そこには、一列にきれいに並んでいる木の棒があった。
イレーナが、そこに向かって石を投げると、もぞもぞと木の棒が動き出し、水の流れている穴の中に入っていく。
「五年ほど前、あそこにいる虫が、この洞窟の岩を無作為に食べて、穴だらけにしたのよ。そのせいで、緑の成分が大半失われたの。しかも、その時、その穴から水が流れ出してきて、洞窟が浸水したのよ。」
「え?じゃあ、虫が水がある場所まで穴を掘ったんですか?どうしてそんなことを?」
「さあ?私もよくわからないけど、定期的に緑色の成分をその水に吐き出していたみたい。それで、その水が今の池になったのよ。」
「へー。面白いですね。」
黒影は、話を横流しに聞きつつ、イレーナが先程まで見ていた島をじっと観察する。
これといって、不思議なものはないな。それに、違和感も感じ取れない。
一体何を気にしていたのだろうか?
草……木……これぐらいしかないような――
「あれ?イレーナさん。あの島の真ん中にある――」
「ああ……あれは、別によくある自然現象よ。さっ、もう夜は遅いのだから、急ぎましょ。」
そう言って、イレーナが、黒影を引っ張りながら連れて行く。
黒影の姿がどんどん遠くなる中、黒影が見ていた場所には、不自然に盛られた土があった。
そこから数分ほど歩くとイレーナの言っていた公金寺にたどり着く。
公金寺には、屋根の瓦を除いてすべて赤く染色された木が使われており、外装だけ見れば中華風とも言えるような見た目をしている。
イレーナが、ランプの火を消して、扉を開けた。
公金寺の中は、旅館と言われれば分かるような内装をしている。また、光源がないにも関わらずなぜだか明るい。

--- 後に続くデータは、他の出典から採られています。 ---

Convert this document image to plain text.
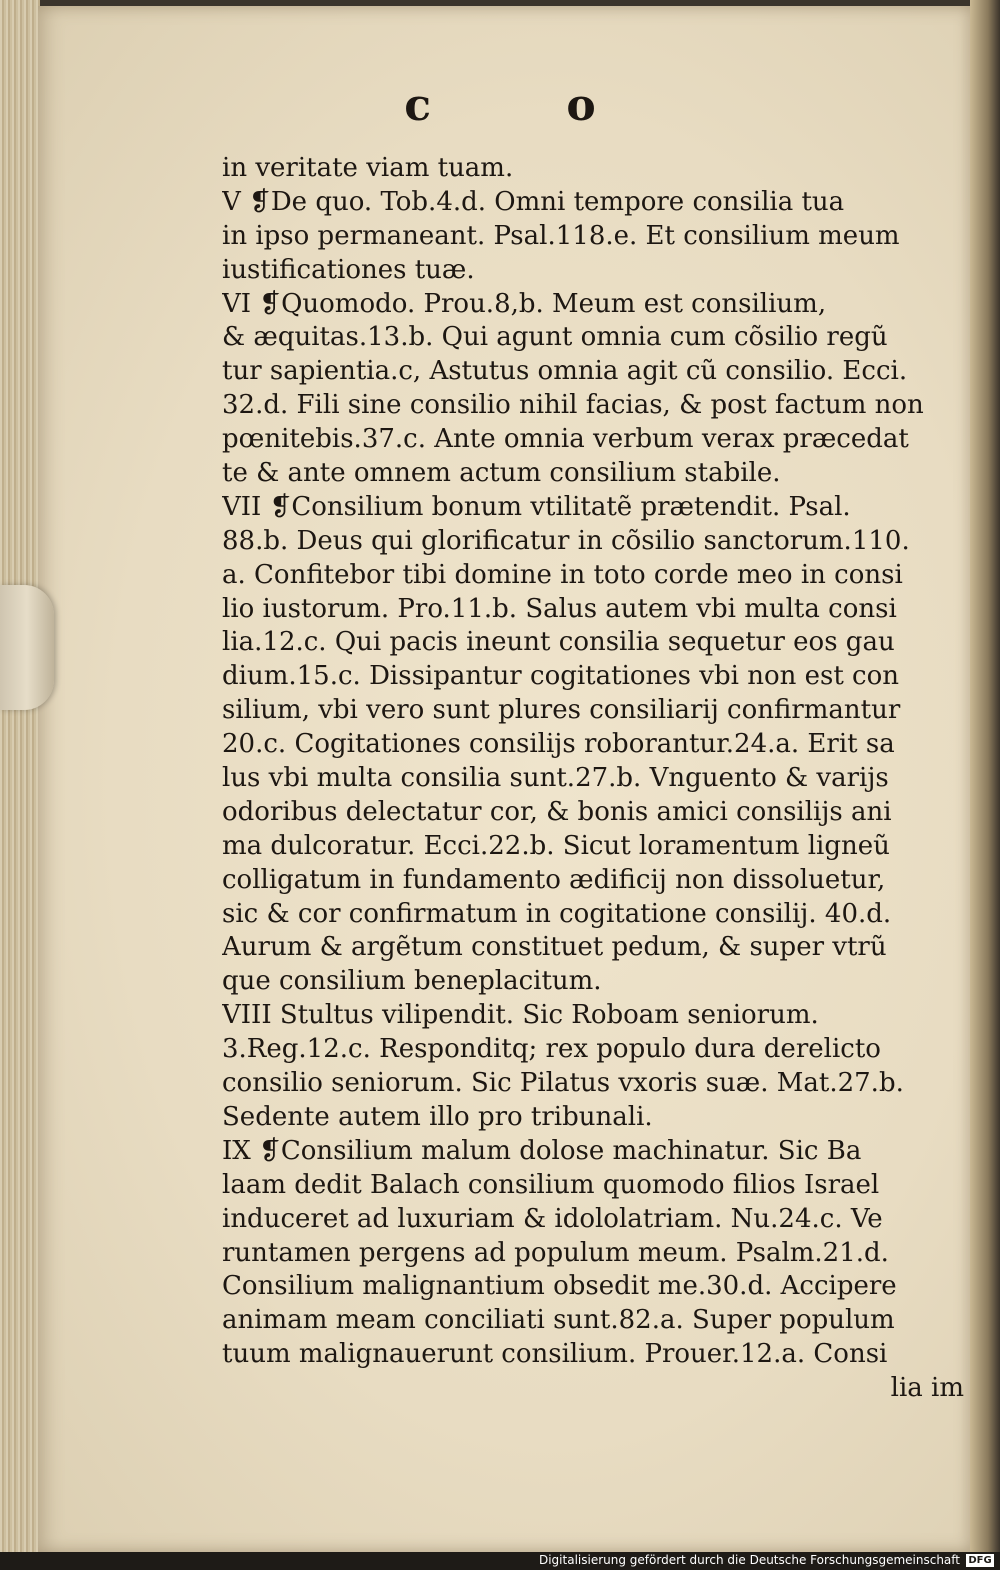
c o
in veritate viam tuam.
V ❡De quo. Tob.4.d. Omni tempore consilia tua
in ipso permaneant. Psal.118.e. Et consilium meum
iustificationes tuæ.
VI ❡Quomodo. Prou.8,b. Meum est consilium,
& æquitas.13.b. Qui agunt omnia cum cõsilio regũ
tur sapientia.c, Astutus omnia agit cũ consilio. Ecci.
32.d. Fili sine consilio nihil facias, & post factum non
pœnitebis.37.c. Ante omnia verbum verax præcedat
te & ante omnem actum consilium stabile.
VII ❡Consilium bonum vtilitatẽ prætendit. Psal.
88.b. Deus qui glorificatur in cõsilio sanctorum.110.
a. Confitebor tibi domine in toto corde meo in consi
lio iustorum. Pro.11.b. Salus autem vbi multa consi
lia.12.c. Qui pacis ineunt consilia sequetur eos gau
dium.15.c. Dissipantur cogitationes vbi non est con
silium, vbi vero sunt plures consiliarij confirmantur
20.c. Cogitationes consilijs roborantur.24.a. Erit sa
lus vbi multa consilia sunt.27.b. Vnguento & varijs
odoribus delectatur cor, & bonis amici consilijs ani
ma dulcoratur. Ecci.22.b. Sicut loramentum ligneũ
colligatum in fundamento ædificij non dissoluetur,
sic & cor confirmatum in cogitatione consilij. 40.d.
Aurum & argẽtum constituet pedum, & super vtrũ
que consilium beneplacitum.
VIII Stultus vilipendit. Sic Roboam seniorum.
3.Reg.12.c. Responditq; rex populo dura derelicto
consilio seniorum. Sic Pilatus vxoris suæ. Mat.27.b.
Sedente autem illo pro tribunali.
IX ❡Consilium malum dolose machinatur. Sic Ba
laam dedit Balach consilium quomodo filios Israel
induceret ad luxuriam & idololatriam. Nu.24.c. Ve
runtamen pergens ad populum meum. Psalm.21.d.
Consilium malignantium obsedit me.30.d. Accipere
animam meam conciliati sunt.82.a. Super populum
tuum malignauerunt consilium. Prouer.12.a. Consi
lia im
Digitalisierung gefördert durch die Deutsche Forschungsgemeinschaft DFG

しかし、受付、宿泊者などの人影すら見えず少し不気味に見える。
「あの……勝手に入って大丈夫なんですか?」
「別に大丈夫よ。元々部屋は取っているんだし。」
「でも……誰もいませんよ?」
「まあ、今は深夜だからみんな寝てるんじゃない?」
「でも――」
「はぁ。ちょっと、静かにしてちょうだい。少し疲れてるのよ。」
イレーナが、少しどすの効いた声で返してくる。
黒影は、その声を聞いて言いかけた言葉を飲み込む。
すると、何事もなかったように、再びイレーナが歩き始めた。
……怖い。あんなニコニコしていたイレーナが怒るとここまで怖いのか。
しかも、周りの雰囲気も相まってより怖い。
そんな事を思いつつ黒影は、なるべく静かにして部屋に向かって歩いていく。